Ağbaba, “Cumhurbaşkanlığı Koruma Daire Başkanlığı’na harcanan para uyuşturucuyla mücadele için harcanan paradan bile fazla. Erdoğan’ın korumak milyonlarca gencimizin uyuşturucuya karşı korumakta daha önemli. Koruma Daire Başkanlığı 2020 yılında 263 milyon 627 bin TL harcanmıştı. TBMM korumaları için harcanan tutar ise 100 milyon TL olmuştu. Bu kadar koruma diktatörlerin olduğu ülkede olur. Almanya’da Merkel’in koruması 2 tane, Fransa’da 2 tane, bizde ABD’nin on katı koruma var. Merkel, marketten yastık almaya giderken sıraya giriyor, bizde Cuma’ya binlerce korumayla gidiliyor” diye ekledi.

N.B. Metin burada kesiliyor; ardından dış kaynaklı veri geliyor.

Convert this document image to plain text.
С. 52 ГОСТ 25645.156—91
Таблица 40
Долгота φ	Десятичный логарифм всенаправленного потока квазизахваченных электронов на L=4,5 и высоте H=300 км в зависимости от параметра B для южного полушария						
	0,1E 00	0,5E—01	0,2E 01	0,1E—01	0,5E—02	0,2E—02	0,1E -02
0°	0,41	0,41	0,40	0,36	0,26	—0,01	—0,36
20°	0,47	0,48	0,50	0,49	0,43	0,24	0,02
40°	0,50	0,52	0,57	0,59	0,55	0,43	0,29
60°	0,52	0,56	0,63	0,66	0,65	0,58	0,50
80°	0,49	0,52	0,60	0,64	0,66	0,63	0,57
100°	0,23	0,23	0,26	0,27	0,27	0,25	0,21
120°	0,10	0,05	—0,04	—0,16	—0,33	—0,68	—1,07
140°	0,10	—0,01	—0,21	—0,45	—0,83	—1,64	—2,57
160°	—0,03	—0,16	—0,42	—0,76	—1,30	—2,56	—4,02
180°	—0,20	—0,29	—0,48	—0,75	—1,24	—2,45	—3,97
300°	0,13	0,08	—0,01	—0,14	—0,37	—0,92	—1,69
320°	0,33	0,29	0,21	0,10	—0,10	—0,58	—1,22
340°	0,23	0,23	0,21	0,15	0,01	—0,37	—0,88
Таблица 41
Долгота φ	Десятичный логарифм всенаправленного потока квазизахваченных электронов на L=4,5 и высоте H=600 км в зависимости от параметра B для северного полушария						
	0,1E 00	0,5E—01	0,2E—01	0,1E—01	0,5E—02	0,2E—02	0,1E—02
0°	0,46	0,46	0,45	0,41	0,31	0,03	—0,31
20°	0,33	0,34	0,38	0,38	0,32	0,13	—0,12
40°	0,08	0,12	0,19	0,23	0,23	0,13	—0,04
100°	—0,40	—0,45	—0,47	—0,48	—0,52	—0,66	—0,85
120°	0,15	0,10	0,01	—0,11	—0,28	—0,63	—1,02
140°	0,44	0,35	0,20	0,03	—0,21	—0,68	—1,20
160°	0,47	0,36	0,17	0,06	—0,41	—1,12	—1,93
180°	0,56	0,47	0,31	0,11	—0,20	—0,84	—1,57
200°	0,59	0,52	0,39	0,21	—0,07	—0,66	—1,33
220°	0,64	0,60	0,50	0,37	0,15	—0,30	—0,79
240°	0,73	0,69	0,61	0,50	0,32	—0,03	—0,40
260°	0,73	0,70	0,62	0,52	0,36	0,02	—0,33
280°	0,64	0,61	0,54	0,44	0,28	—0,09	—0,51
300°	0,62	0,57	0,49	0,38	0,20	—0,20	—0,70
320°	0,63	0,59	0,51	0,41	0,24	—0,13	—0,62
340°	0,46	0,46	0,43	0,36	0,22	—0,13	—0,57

“Avrupa’da uyuşturucu kalmadı, çünkü hepsi Türkiye’de”

Türkiye’nin en büyük probleminin uyuşturucu olduğunu vurgulayan Ağbaba, “Siirt’te babalar yalvarıyor, Bitlis’te ‘çocuklarımıza sahip çıkın’ deniyor. Bingöl’de en büyük problem uyuşturucu. İktidarımız muhafazakar ya, 2002’den bu yana uyuşturucu bağımlılığı yüzde 700 artmış, fuhuş yüzde 800 artmış” şeklinde konuştu.

Ağbaba, “Soylu övünerek uyuşturucuyla mücadele ettiğini söylüyor. ‘Avrupa’da uyuşturucu kalmamış, Türkiye yakalıyor’ diyor. Attığı tivitle de kendini açığa veriyor. Avrupa’da uyuşturucu kalmadı, çünkü hepsi Türkiye’de, Türkiye’yi uyuşturucu merkezi yaptılar. Binali Yıldırım ‘benim oğlum Venezuela’ya bir poşet maske bir poşet test kitiyle gitti’ demişti. Türkiye tam olarak bir çiftliğe dönüşmüş durumda. Burada Doğu bölgemizde genç işsizliği yüzde 50 olmuş durumda. AKP’li siyasetçiler çift maaş alıyor” yorumunu yaptı.